Within general building management and maintenance there is a convention of using SFG20, the standard maintenance specification for building engineering services and healthcare facilities use the Health Technical Memoranda (HTMs). Both provide access to a growing library of comprehensive maintenance schedules and contain prescriptive lists of what you should do, and when, for good reasons – poorly performed maintenance can pose health and safety risks.

The moment you start to use the data available from building management systems (BMS), though, things get interesting. It’s at that point that building managers can start to optimise maintenance activity. As such, there’s a move towards a more optimised approach to building management, combining the insights provided by a modern BMS in conjunction with established maintenance schedules.

There’s no doubt that the existing regulations are useful, but they are also really prescriptive; a rigidity that is being challenged by modern BMS technology, which can be integrated into planned maintenance and deliver more flexibility.

For example, data gathered from BMS technology can advise when an air filter needs changing instead of based on a set schedule. This gives the building manager advanced warning to arrange for the works to be carried out, allowing for a proactive approach, rather than reactive. This helps provide a higher standard of care for building occupants and potentially save money by changing filters based on need versus a maintenance schedule to avoid costly, unnecessary filter changes.

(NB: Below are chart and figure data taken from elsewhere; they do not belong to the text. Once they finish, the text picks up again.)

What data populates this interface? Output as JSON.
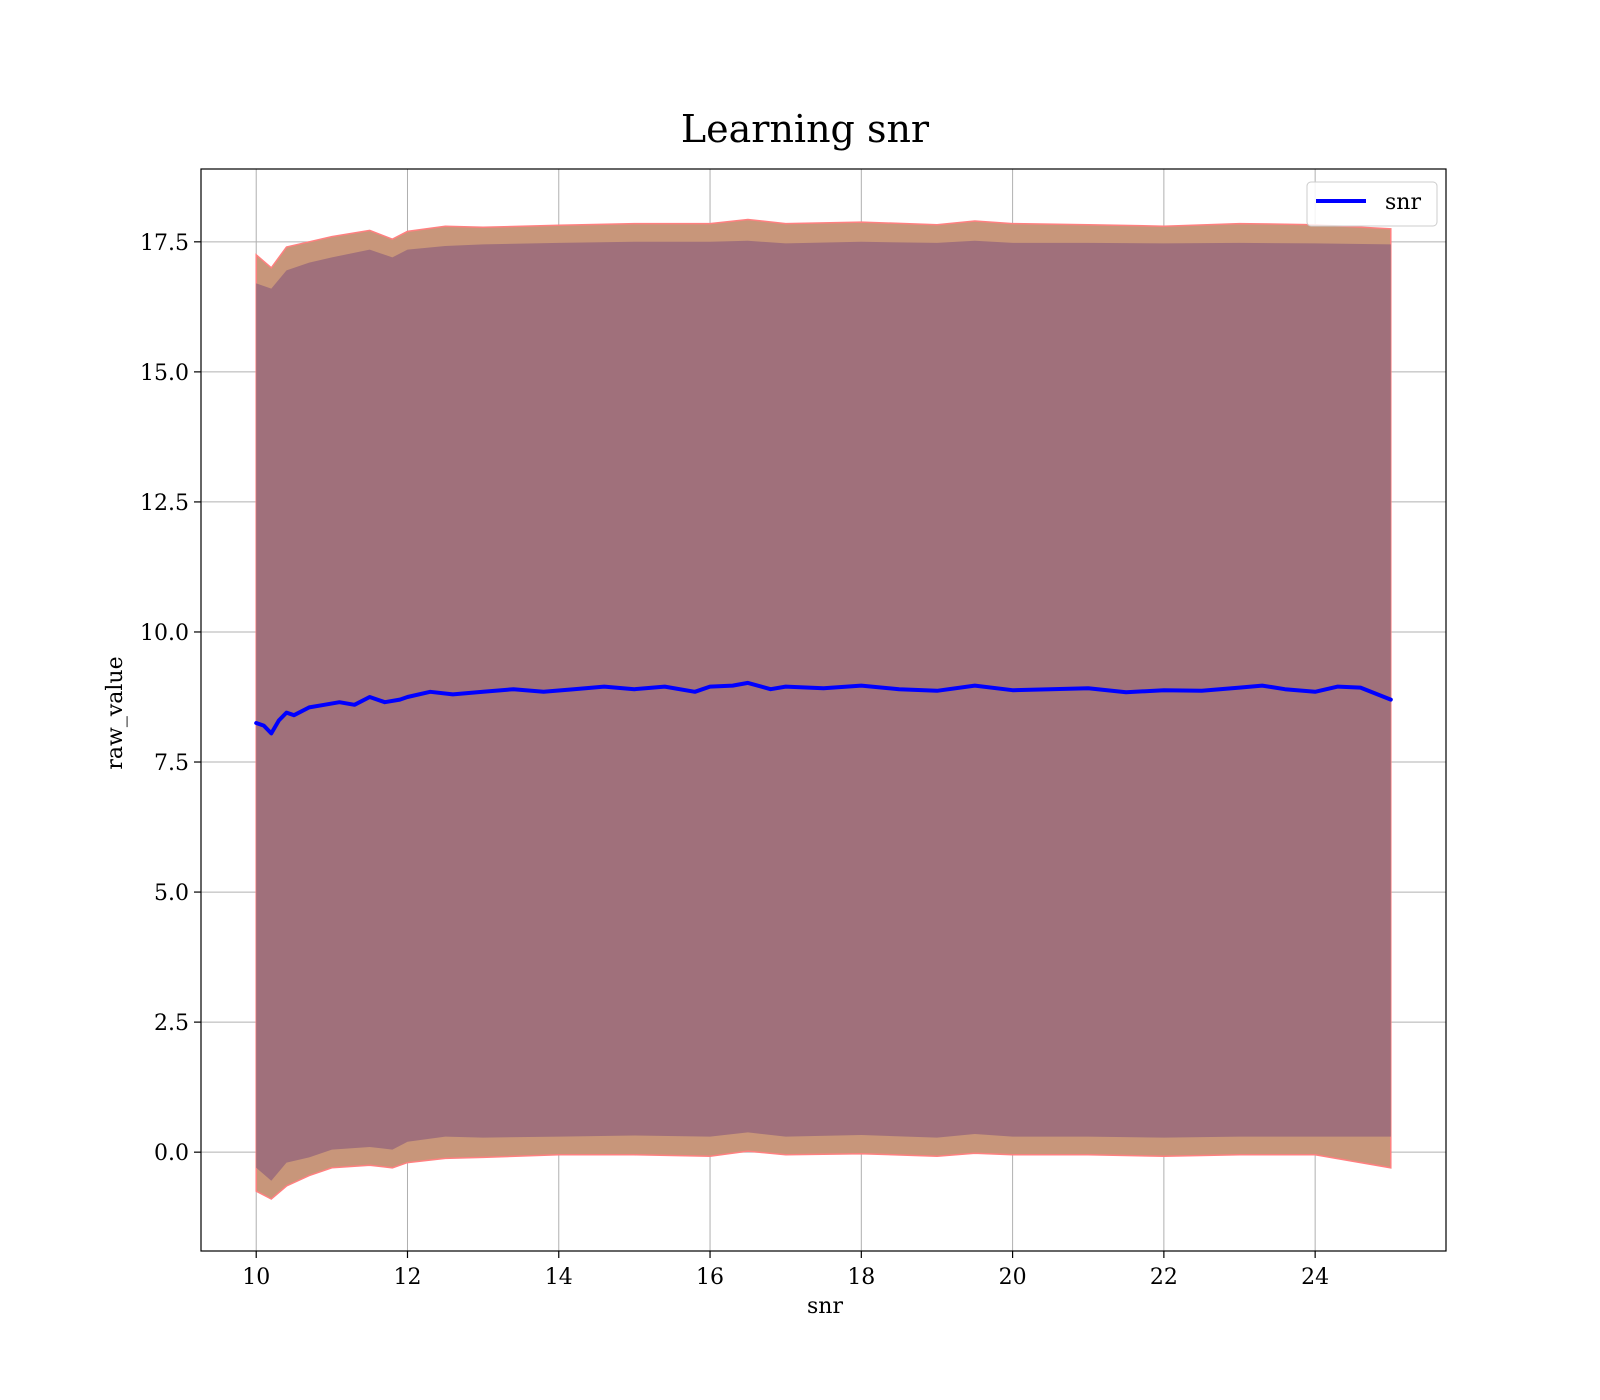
{
  "chart_data": {
    "type": "line",
    "title": "Learning snr",
    "xlabel": "snr",
    "ylabel": "raw_value",
    "xlim": [
      9.27,
      25.73
    ],
    "ylim": [
      -1.9,
      18.9
    ],
    "xticks": [
      10,
      12,
      14,
      16,
      18,
      20,
      22,
      24
    ],
    "xtick_labels": [
      "10",
      "12",
      "14",
      "16",
      "18",
      "20",
      "22",
      "24"
    ],
    "yticks": [
      0.0,
      2.5,
      5.0,
      7.5,
      10.0,
      12.5,
      15.0,
      17.5
    ],
    "ytick_labels": [
      "0.0",
      "2.5",
      "5.0",
      "7.5",
      "10.0",
      "12.5",
      "15.0",
      "17.5"
    ],
    "grid": true,
    "legend": {
      "placement": "top-right",
      "entries": [
        "snr"
      ]
    },
    "colors": {
      "line": "#0000ff",
      "inner_band": "#a0707b",
      "outer_band": "#c8967a",
      "outer_band_edge": "#ff8080",
      "grid": "#b0b0b0"
    },
    "series": [
      {
        "name": "snr",
        "x": [
          10.0,
          10.1,
          10.2,
          10.3,
          10.4,
          10.5,
          10.7,
          10.9,
          11.1,
          11.3,
          11.5,
          11.7,
          11.9,
          12.0,
          12.3,
          12.6,
          13.0,
          13.4,
          13.8,
          14.2,
          14.6,
          15.0,
          15.4,
          15.8,
          16.0,
          16.3,
          16.5,
          16.8,
          17.0,
          17.5,
          18.0,
          18.5,
          19.0,
          19.5,
          20.0,
          20.5,
          21.0,
          21.5,
          22.0,
          22.5,
          23.0,
          23.3,
          23.6,
          24.0,
          24.3,
          24.6,
          25.0
        ],
        "y": [
          8.25,
          8.2,
          8.05,
          8.3,
          8.45,
          8.4,
          8.55,
          8.6,
          8.65,
          8.6,
          8.75,
          8.65,
          8.7,
          8.75,
          8.85,
          8.8,
          8.85,
          8.9,
          8.85,
          8.9,
          8.95,
          8.9,
          8.95,
          8.85,
          8.95,
          8.97,
          9.02,
          8.9,
          8.95,
          8.92,
          8.97,
          8.9,
          8.87,
          8.97,
          8.88,
          8.9,
          8.92,
          8.84,
          8.88,
          8.87,
          8.93,
          8.97,
          8.9,
          8.85,
          8.95,
          8.93,
          8.7
        ]
      }
    ],
    "bands": [
      {
        "role": "outer",
        "x": [
          10.0,
          10.2,
          10.4,
          10.7,
          11.0,
          11.5,
          11.8,
          12.0,
          12.5,
          13.0,
          14.0,
          15.0,
          16.0,
          16.5,
          17.0,
          18.0,
          19.0,
          19.5,
          20.0,
          21.0,
          22.0,
          23.0,
          24.0,
          25.0
        ],
        "upper": [
          17.25,
          17.0,
          17.4,
          17.5,
          17.6,
          17.72,
          17.55,
          17.7,
          17.8,
          17.78,
          17.82,
          17.85,
          17.85,
          17.93,
          17.85,
          17.88,
          17.83,
          17.9,
          17.85,
          17.83,
          17.8,
          17.85,
          17.83,
          17.75
        ],
        "lower": [
          -0.75,
          -0.9,
          -0.65,
          -0.45,
          -0.3,
          -0.25,
          -0.3,
          -0.2,
          -0.12,
          -0.1,
          -0.05,
          -0.05,
          -0.08,
          0.02,
          -0.05,
          -0.03,
          -0.08,
          -0.02,
          -0.05,
          -0.05,
          -0.08,
          -0.05,
          -0.05,
          -0.3
        ]
      },
      {
        "role": "inner",
        "x": [
          10.0,
          10.2,
          10.4,
          10.7,
          11.0,
          11.5,
          11.8,
          12.0,
          12.5,
          13.0,
          14.0,
          15.0,
          16.0,
          16.5,
          17.0,
          18.0,
          19.0,
          19.5,
          20.0,
          21.0,
          22.0,
          23.0,
          24.0,
          25.0
        ],
        "upper": [
          16.7,
          16.6,
          16.95,
          17.1,
          17.2,
          17.35,
          17.2,
          17.35,
          17.42,
          17.45,
          17.48,
          17.5,
          17.5,
          17.52,
          17.47,
          17.5,
          17.48,
          17.52,
          17.48,
          17.48,
          17.47,
          17.48,
          17.47,
          17.45
        ],
        "lower": [
          -0.3,
          -0.55,
          -0.2,
          -0.1,
          0.05,
          0.1,
          0.05,
          0.2,
          0.3,
          0.28,
          0.3,
          0.32,
          0.3,
          0.38,
          0.3,
          0.33,
          0.28,
          0.35,
          0.3,
          0.3,
          0.28,
          0.3,
          0.3,
          0.3
        ]
      }
    ]
  }
}
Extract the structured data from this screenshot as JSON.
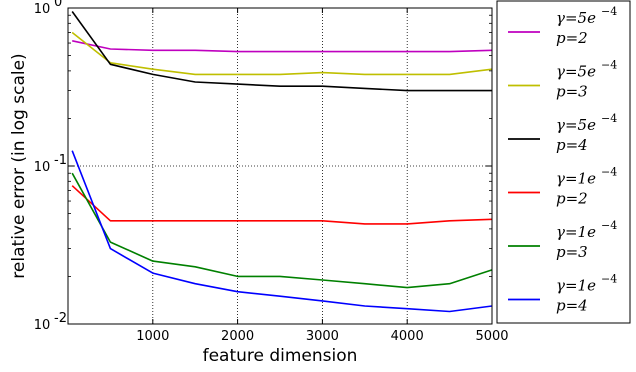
{
  "chart_data": {
    "type": "line",
    "title": "",
    "xlabel": "feature dimension",
    "ylabel": "relative error (in log scale)",
    "x_scale": "linear",
    "y_scale": "log",
    "xlim": [
      0,
      5000
    ],
    "ylim": [
      0.01,
      1
    ],
    "x_ticks": [
      1000,
      2000,
      3000,
      4000,
      5000
    ],
    "x_tick_labels": [
      "1000",
      "2000",
      "3000",
      "4000",
      "5000"
    ],
    "y_ticks": [
      0.01,
      0.1,
      1
    ],
    "y_tick_labels": [
      {
        "base": "10",
        "exp": "-2"
      },
      {
        "base": "10",
        "exp": "-1"
      },
      {
        "base": "10",
        "exp": "0"
      }
    ],
    "grid": true,
    "legend_position": "outside-right",
    "x": [
      50,
      500,
      1000,
      1500,
      2000,
      2500,
      3000,
      3500,
      4000,
      4500,
      5000
    ],
    "series": [
      {
        "name_line1": "γ=5e",
        "name_exp": "−4",
        "name_line2": "p=2",
        "color": "#bf00bf",
        "values": [
          0.62,
          0.55,
          0.54,
          0.54,
          0.53,
          0.53,
          0.53,
          0.53,
          0.53,
          0.53,
          0.54
        ]
      },
      {
        "name_line1": "γ=5e",
        "name_exp": "−4",
        "name_line2": "p=3",
        "color": "#bfbf00",
        "values": [
          0.7,
          0.45,
          0.41,
          0.38,
          0.38,
          0.38,
          0.39,
          0.38,
          0.38,
          0.38,
          0.41
        ]
      },
      {
        "name_line1": "γ=5e",
        "name_exp": "−4",
        "name_line2": "p=4",
        "color": "#000000",
        "values": [
          0.95,
          0.44,
          0.38,
          0.34,
          0.33,
          0.32,
          0.32,
          0.31,
          0.3,
          0.3,
          0.3
        ]
      },
      {
        "name_line1": "γ=1e",
        "name_exp": "−4",
        "name_line2": "p=2",
        "color": "#ff0000",
        "values": [
          0.075,
          0.045,
          0.045,
          0.045,
          0.045,
          0.045,
          0.045,
          0.043,
          0.043,
          0.045,
          0.046
        ]
      },
      {
        "name_line1": "γ=1e",
        "name_exp": "−4",
        "name_line2": "p=3",
        "color": "#008000",
        "values": [
          0.09,
          0.033,
          0.025,
          0.023,
          0.02,
          0.02,
          0.019,
          0.018,
          0.017,
          0.018,
          0.022
        ]
      },
      {
        "name_line1": "γ=1e",
        "name_exp": "−4",
        "name_line2": "p=4",
        "color": "#0000ff",
        "values": [
          0.125,
          0.03,
          0.021,
          0.018,
          0.016,
          0.015,
          0.014,
          0.013,
          0.0125,
          0.012,
          0.013
        ]
      }
    ]
  }
}
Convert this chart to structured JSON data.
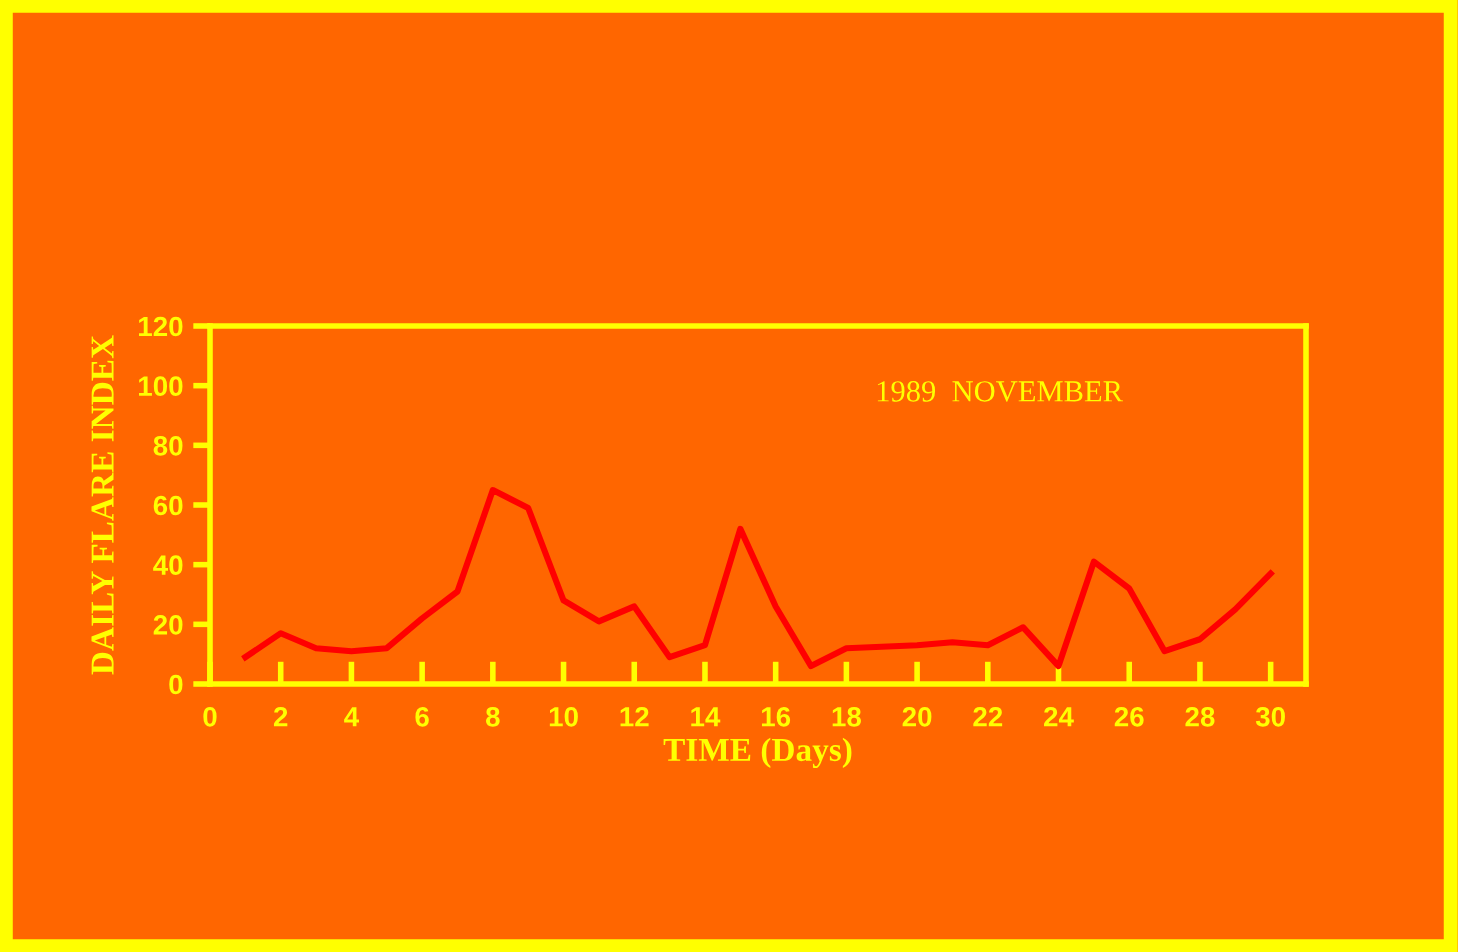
{
  "chart_data": {
    "type": "line",
    "xlabel": "TIME (Days)",
    "ylabel": "DAILY FLARE INDEX",
    "annotations": [
      "1989  NOVEMBER"
    ],
    "x": [
      1,
      2,
      3,
      4,
      5,
      6,
      7,
      8,
      9,
      10,
      11,
      12,
      13,
      14,
      15,
      16,
      17,
      18,
      19,
      20,
      21,
      22,
      23,
      24,
      25,
      26,
      27,
      28,
      29,
      30
    ],
    "series": [
      {
        "color": "#ff0000",
        "values": [
          9,
          17,
          12,
          11,
          12,
          22,
          31,
          65,
          59,
          28,
          21,
          26,
          9,
          13,
          52,
          26,
          6,
          12,
          12.5,
          13,
          14,
          13,
          19,
          6,
          41,
          32,
          11,
          15,
          25,
          37
        ]
      }
    ],
    "xlim": [
      0,
      31
    ],
    "ylim": [
      0,
      120
    ],
    "xticks": [
      0,
      2,
      4,
      6,
      8,
      10,
      12,
      14,
      16,
      18,
      20,
      22,
      24,
      26,
      28,
      30
    ],
    "yticks": [
      0,
      20,
      40,
      60,
      80,
      100,
      120
    ],
    "grid": false,
    "legend": false,
    "marker": "none",
    "line_style": "solid"
  }
}
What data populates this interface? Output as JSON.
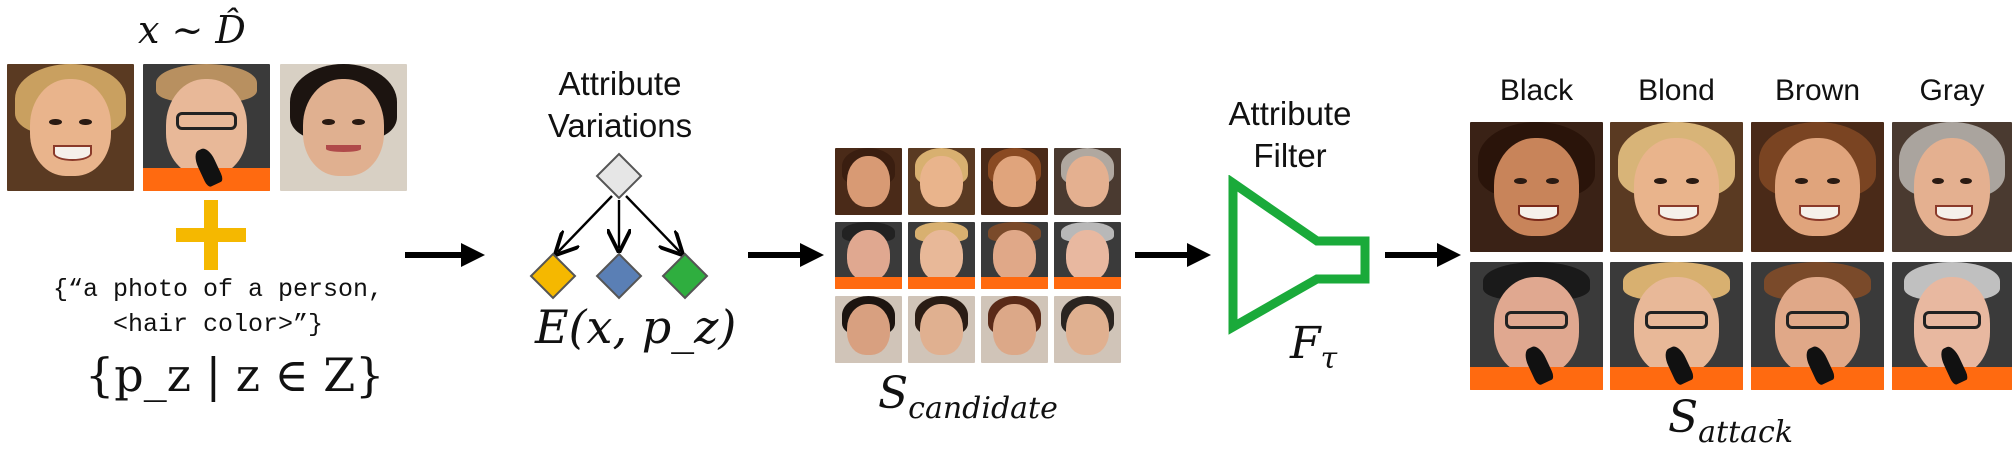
{
  "input_label": "x ~ D̂",
  "prompt_text": {
    "line1": "{“a photo of a person,",
    "line2": "<hair color>”}"
  },
  "prompt_set_label": "{p_z | z ∈ Z}",
  "attribute_variations": {
    "line1": "Attribute",
    "line2": "Variations"
  },
  "editor_label": "E(x, p_z)",
  "candidate_label": {
    "base": "S",
    "sub": "candidate"
  },
  "attribute_filter": {
    "line1": "Attribute",
    "line2": "Filter"
  },
  "filter_label": {
    "base": "F",
    "sub": "τ"
  },
  "attack_label": {
    "base": "S",
    "sub": "attack"
  },
  "hair_colors": [
    "Black",
    "Blond",
    "Brown",
    "Gray"
  ],
  "colors": {
    "plus": "#f5b800",
    "filter_green": "#1aaa3a",
    "node_gray": "#e6e6e6",
    "node_yellow": "#f5b800",
    "node_blue": "#5a7fb5",
    "node_green": "#2fae3f"
  }
}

So where does this leave us? There’s a comprehensive discussion to be had with The Building Engineering Services Association (BESA), which writes the SFG20, around how it could work with an organisations, industry and the education communities to put together a new version of the regulations that allows for enhanced levels of optimisation driven by ever-evolving technology. There is a strong rationale for examining SFG20 and its role in supporting the creation of the building management system of the future.

These are the sorts of industry-leading debates and discussions that students at Leeds Beckett University’s School of Built Environment, Engineering and Computing are learning about as a part of their studies and how to manage buildings of the future within specified recommendations.